Xavier Le Normand/Agence I.Media | 16 octobre 2017

Le Vatican et le Japon ont fêté ensemble 75 ans de relations diplomatiques. L’aboutissement d’une vie pour l’amiral Yamamoto.

En 1942, en pleine Seconde Guerre mondiale, l’Empire du Japon et le Saint-Siège établissent des relations diplomatiques bilatérales. Une décision stratégique certes, mais aussi le fruit du travail patient d’un homme d’exception, l’amiral Étienne Shinjiro Yamamoto, catholique et proche conseiller de l’Empereur.

Depuis le début, les relations entre l’Église et le Japon ont connu une histoire tumultueuse.

D’abord accueillis au XVIe siècle, les missionnaires sont rapidement chassés et les chrétiens persécutés.

Ce n’est qu’au milieu du XIXe siècle que les missionnaires peuvent remettre le pied dans le pays.

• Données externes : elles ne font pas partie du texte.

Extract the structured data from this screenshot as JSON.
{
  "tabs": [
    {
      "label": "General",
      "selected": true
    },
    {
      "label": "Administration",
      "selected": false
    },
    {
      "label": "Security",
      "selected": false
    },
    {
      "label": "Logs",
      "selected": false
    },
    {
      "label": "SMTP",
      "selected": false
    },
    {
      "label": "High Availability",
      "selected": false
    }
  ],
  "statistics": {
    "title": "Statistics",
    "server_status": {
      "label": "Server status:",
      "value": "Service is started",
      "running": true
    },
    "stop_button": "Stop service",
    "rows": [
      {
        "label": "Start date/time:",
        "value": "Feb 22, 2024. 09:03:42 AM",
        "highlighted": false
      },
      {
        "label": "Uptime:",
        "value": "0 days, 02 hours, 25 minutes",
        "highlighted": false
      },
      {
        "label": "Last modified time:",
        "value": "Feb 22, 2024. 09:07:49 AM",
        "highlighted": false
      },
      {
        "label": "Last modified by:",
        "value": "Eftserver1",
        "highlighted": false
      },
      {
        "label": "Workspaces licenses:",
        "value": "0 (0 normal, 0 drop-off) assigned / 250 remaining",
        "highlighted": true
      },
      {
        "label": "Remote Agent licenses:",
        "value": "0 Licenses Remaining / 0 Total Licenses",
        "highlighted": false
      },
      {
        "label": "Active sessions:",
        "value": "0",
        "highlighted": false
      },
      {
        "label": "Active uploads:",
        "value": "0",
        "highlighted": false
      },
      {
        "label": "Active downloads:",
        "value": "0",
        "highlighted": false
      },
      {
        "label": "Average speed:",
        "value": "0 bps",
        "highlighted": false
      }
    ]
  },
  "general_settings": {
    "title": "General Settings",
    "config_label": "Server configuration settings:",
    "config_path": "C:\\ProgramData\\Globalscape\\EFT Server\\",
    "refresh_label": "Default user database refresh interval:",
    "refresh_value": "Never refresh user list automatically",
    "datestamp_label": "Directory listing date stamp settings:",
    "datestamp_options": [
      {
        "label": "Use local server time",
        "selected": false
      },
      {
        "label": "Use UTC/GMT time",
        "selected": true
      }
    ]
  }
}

Et finalement, en 1942, le Japon devient le premier État asiatique à établir une relation bilatérale directe avec le Saint-Siège.

Cet événement est dû en grande partie à un homme, l’amiral Étienne Yamamoto Shinjiro.

Né en 1877, ce noble japonais reçoit le baptême en 1893.

Bien que catholique, c’est un homme très important de la cour impériale : il est notamment un des éducateurs de l’empereur Hirohito, au pouvoir de 1926 à 1989.

Il est aussi, mais cela est encore peu connu, un des proches du cardinal Pacelli – futur Pie XII — pendant la Première Guerre mondiale.

En 1919, il vient en Europe pour les négociations du traité de Versailles. Il en profite pour confier aux autorités du Saint-Siège la compatibilité de la foi catholique avec le culte shinto, c’est-à-dire le culte désormais laïc des Japonais pour leur empereur.

En décembre de la même année, le pape Benoît XV nomme son premier délégué apostolique (représentant qui n’a pas le rang d’ambassadeur) dans l’archipel.

Pendant la Seconde Guerre mondiale, l’empereur du Japon, pourtant allié à l’Allemagne, cherche à nouer des relations avec des États occidentaux.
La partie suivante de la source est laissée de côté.